Average requests per second:
46007 Spring 23969 Perfect-Net 22828 Node 20257 Perfect-NIO 13980 Kitura 10775 Go 8946 Rails 8745 Vapor 8373 Laravel 5187 Django
- Some frameworks try and enforce a string object encoding methodology on JSON data, others treat it as a dictionary. I tried to keep with the lowest friction idiom for the framework.
Average requests per second:
24053 Spring 22759 Perfect-NIO 21675 Node 19148 Perfect-Net 10334 Rails 9881 Go 8637 Laravel 4084 Django 3206 Kitura 754 Vapor
- Since this mix test cycled through the full test set, if a framework did particularly bad on one of them it ended up having a big impact on these results. You can see this in the Spring and Vapor result charts.
Empty request, 2048 bytes response, 20k clients. Average requests per second:
40015 Perfect-NIO 39070 Spring 23445 Node 15495 Perfect-Net
- This test cranked things up a little further from the base /2048 test. Only the top performing frameworks were included (plus Perfect-Net for reference).

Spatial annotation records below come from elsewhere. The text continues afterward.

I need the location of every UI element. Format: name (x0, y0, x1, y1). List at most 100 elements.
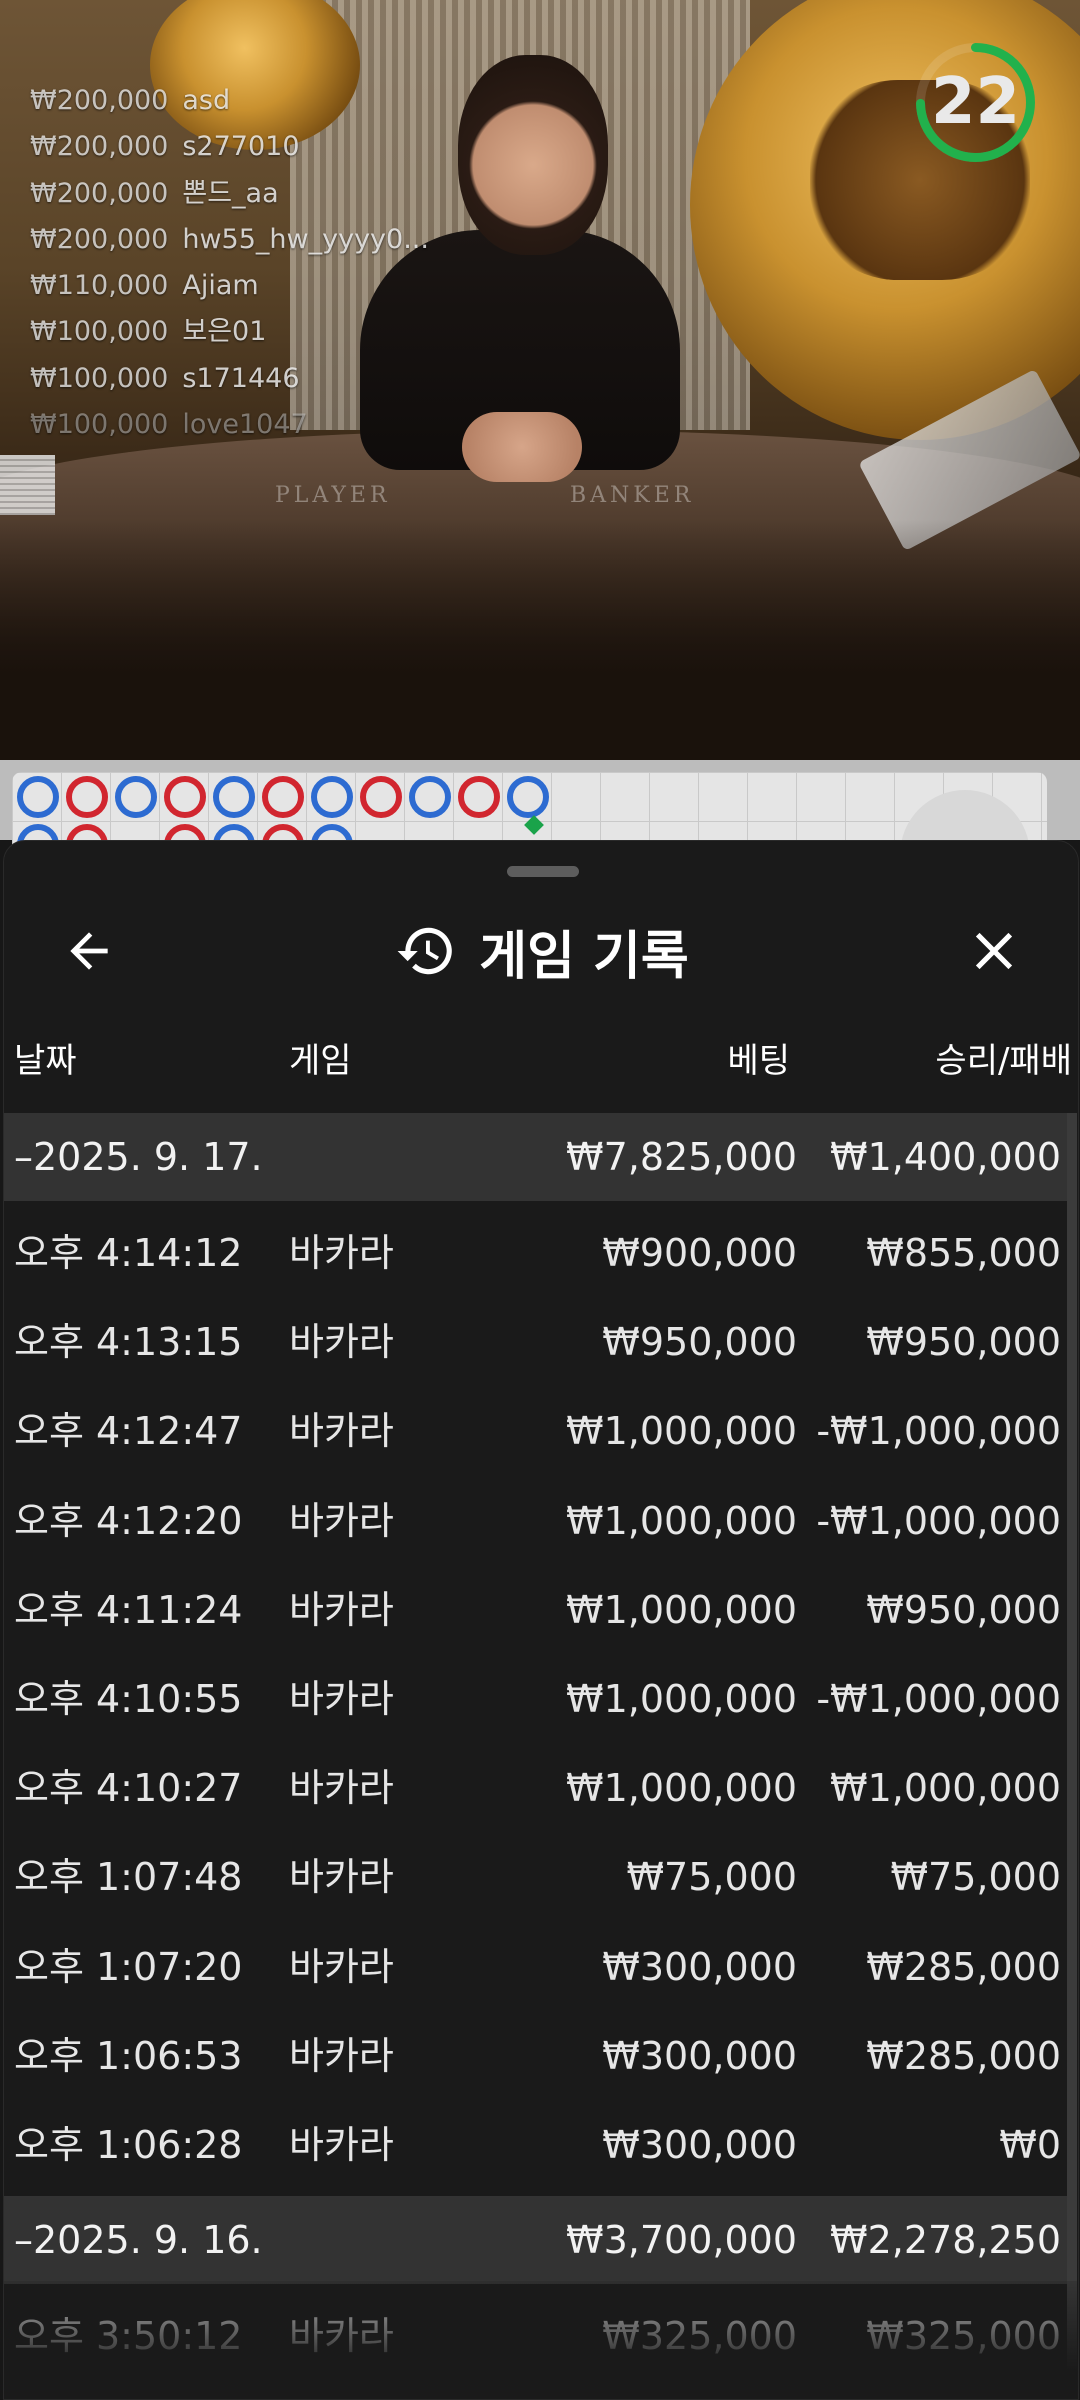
list-fade (4, 2281, 1078, 2399)
road-bead-banker: red (66, 776, 108, 818)
road-bead-player: blue (115, 776, 157, 818)
felt-label-banker: BANKER (570, 483, 695, 508)
date-group-row[interactable]: –2025. 9. 17. ₩7,825,000 ₩1,400,000 (4, 1113, 1067, 1201)
live-bet-feed: ₩200,000 asd ₩200,000 s277010 ₩200,000 뽄드_a… (30, 78, 429, 448)
group-date-text: 2025. 9. 16. (33, 2218, 263, 2263)
group-total-result: ₩1,400,000 (830, 1135, 1061, 1179)
sheet-title: 게임 기록 (479, 926, 689, 987)
table-row[interactable]: 오후 1:06:28 바카라 ₩300,000 ₩0 (4, 2101, 1067, 2190)
video-fade (0, 520, 1080, 760)
row-bet: ₩1,000,000 (566, 1676, 797, 1721)
table-row[interactable]: 오후 1:07:48 바카라 ₩75,000 ₩75,000 (4, 1833, 1067, 1922)
row-game: 바카라 (289, 1587, 394, 1632)
road-bead-player: blue (409, 776, 451, 818)
road-bead-banker: red (164, 776, 206, 818)
column-header-game: 게임 (289, 1041, 352, 1081)
bet-feed-item: ₩100,000 s171446 (30, 362, 300, 394)
timer-value: 22 (930, 65, 1021, 139)
row-result: ₩75,000 (890, 1855, 1061, 1900)
row-result: -₩1,000,000 (816, 1676, 1061, 1721)
bet-feed-item: ₩100,000 love1047 (30, 409, 308, 441)
row-bet: ₩1,000,000 (566, 1409, 797, 1454)
bet-feed-item: ₩110,000 Ajiam (30, 270, 259, 302)
table-row[interactable]: 오후 4:13:15 바카라 ₩950,000 ₩950,000 (4, 1298, 1067, 1387)
table-row[interactable]: 오후 4:11:24 바카라 ₩1,000,000 ₩950,000 (4, 1566, 1067, 1655)
live-video: PLAYER BANKER ₩200,000 asd ₩200,000 s27701… (0, 0, 1080, 760)
close-button[interactable] (954, 911, 1034, 991)
row-game: 바카라 (289, 1855, 394, 1900)
collapse-marker[interactable]: – (14, 1135, 33, 1179)
group-total-result: ₩2,278,250 (830, 2218, 1061, 2263)
row-game: 바카라 (289, 1676, 394, 1721)
table-row[interactable]: 오후 1:06:53 바카라 ₩300,000 ₩285,000 (4, 2012, 1067, 2101)
row-result: ₩285,000 (866, 2033, 1061, 2078)
table-header: 날짜 게임 베팅 승리/패배 (4, 1026, 1078, 1096)
road-bead-player: blue (213, 776, 255, 818)
collapse-marker[interactable]: – (14, 2218, 33, 2262)
row-bet: ₩300,000 (602, 1944, 797, 1989)
felt-label-player: PLAYER (275, 483, 391, 508)
date-group-row[interactable]: –2025. 9. 16. ₩3,700,000 ₩2,278,250 (4, 2196, 1067, 2285)
row-time: 오후 4:14:12 (14, 1231, 243, 1275)
table-row[interactable]: 오후 4:10:27 바카라 ₩1,000,000 ₩1,000,000 (4, 1744, 1067, 1833)
road-bead-player: blue (17, 776, 59, 818)
history-icon (397, 927, 453, 975)
table-row[interactable]: 오후 4:12:47 바카라 ₩1,000,000 -₩1,000,000 (4, 1387, 1067, 1476)
row-game: 바카라 (289, 1231, 394, 1275)
row-game: 바카라 (289, 1766, 394, 1811)
row-bet: ₩1,000,000 (566, 1498, 797, 1543)
road-bead-player: blue (507, 776, 549, 818)
row-time: 오후 4:12:20 (14, 1498, 243, 1543)
game-history-sheet: 게임 기록 날짜 게임 베팅 승리/패배 –2025. 9. 17. ₩7,825… (3, 840, 1079, 2400)
back-button[interactable] (49, 911, 129, 991)
row-time: 오후 4:10:27 (14, 1766, 243, 1811)
bet-feed-item: ₩200,000 asd (30, 85, 231, 116)
group-date-text: 2025. 9. 17. (33, 1135, 263, 1179)
row-result: ₩285,000 (866, 1944, 1061, 1989)
row-game: 바카라 (289, 1320, 394, 1365)
countdown-timer: 22 (913, 40, 1038, 165)
group-total-bet: ₩3,700,000 (566, 2218, 797, 2263)
road-bead-banker: red (262, 776, 304, 818)
row-time: 오후 4:10:55 (14, 1676, 243, 1721)
dealer-head (458, 55, 608, 255)
scrollbar[interactable] (1067, 1113, 1077, 2399)
row-result: ₩855,000 (866, 1231, 1061, 1275)
column-header-result: 승리/패배 (935, 1041, 1072, 1081)
dealer-hands (462, 412, 582, 482)
row-time: 오후 1:07:20 (14, 1944, 243, 1989)
row-result: ₩950,000 (866, 1320, 1061, 1365)
group-total-bet: ₩7,825,000 (566, 1135, 797, 1179)
row-game: 바카라 (289, 1944, 394, 1989)
row-result: ₩0 (999, 2122, 1061, 2167)
road-bead-banker: red (458, 776, 500, 818)
bet-feed-item: ₩200,000 s277010 (30, 131, 300, 163)
row-bet: ₩950,000 (602, 1320, 797, 1365)
row-result: ₩950,000 (866, 1587, 1061, 1632)
row-bet: ₩300,000 (602, 2122, 797, 2167)
history-table: –2025. 9. 17. ₩7,825,000 ₩1,400,000 오후 4:14… (4, 1113, 1067, 2387)
row-result: -₩1,000,000 (816, 1498, 1061, 1543)
row-bet: ₩1,000,000 (566, 1587, 797, 1632)
group-date: –2025. 9. 16. (14, 2196, 263, 2284)
table-row[interactable]: 오후 1:07:20 바카라 ₩300,000 ₩285,000 (4, 1923, 1067, 2012)
card-stack (0, 455, 55, 515)
table-row[interactable]: 오후 4:14:12 바카라 ₩900,000 ₩855,000 (4, 1209, 1067, 1298)
column-header-bet: 베팅 (727, 1041, 790, 1081)
sheet-header: 게임 기록 (4, 901, 1078, 1001)
row-bet: ₩900,000 (602, 1231, 797, 1275)
drag-handle[interactable] (507, 866, 579, 877)
column-header-date: 날짜 (14, 1041, 77, 1081)
row-game: 바카라 (289, 2033, 394, 2078)
table-row[interactable]: 오후 4:12:20 바카라 ₩1,000,000 -₩1,000,000 (4, 1477, 1067, 1566)
road-bead-player: blue (311, 776, 353, 818)
group-date: –2025. 9. 17. (14, 1113, 263, 1201)
bet-feed-item: ₩200,000 hw55_hw_yyyy0... (30, 223, 429, 255)
bet-feed-item: ₩100,000 보은01 (30, 316, 267, 348)
bet-feed-item: ₩200,000 뽄드_aa (30, 177, 279, 209)
table-row[interactable]: 오후 4:10:55 바카라 ₩1,000,000 -₩1,000,000 (4, 1655, 1067, 1744)
row-time: 오후 1:06:53 (14, 2033, 243, 2078)
row-time: 오후 4:12:47 (14, 1409, 243, 1454)
row-game: 바카라 (289, 1409, 394, 1454)
row-time: 오후 1:06:28 (14, 2122, 243, 2167)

Memory usage did not appear to be an issue with any framework. While the server test machine had beaucoup RAM, I didn't notice any leaks or unbounded growth in memory usage while tests were running.
Node performed consistently well. One can see a slight dip when it comes to parsing multipart form data (though it was still the top performer on that test), but otherwise it maintained at approximately 22k requests per second for every other test.
Go seemed to underperform my personal expectations; only utilizing a few of the many available CPUs. It's possible it would benefit from the same multi-acceptor methodology we applied to Perfect-NIO.
Finished Perfect-NIO. Completed WebSockets, compression (gzip, deflate), static file serving, and Mustache support.
Perfect 3 -> 4 compatability layer. Permits Perfect 3 code to run on Perfect-NIO with only changes to Package.swift file and imports.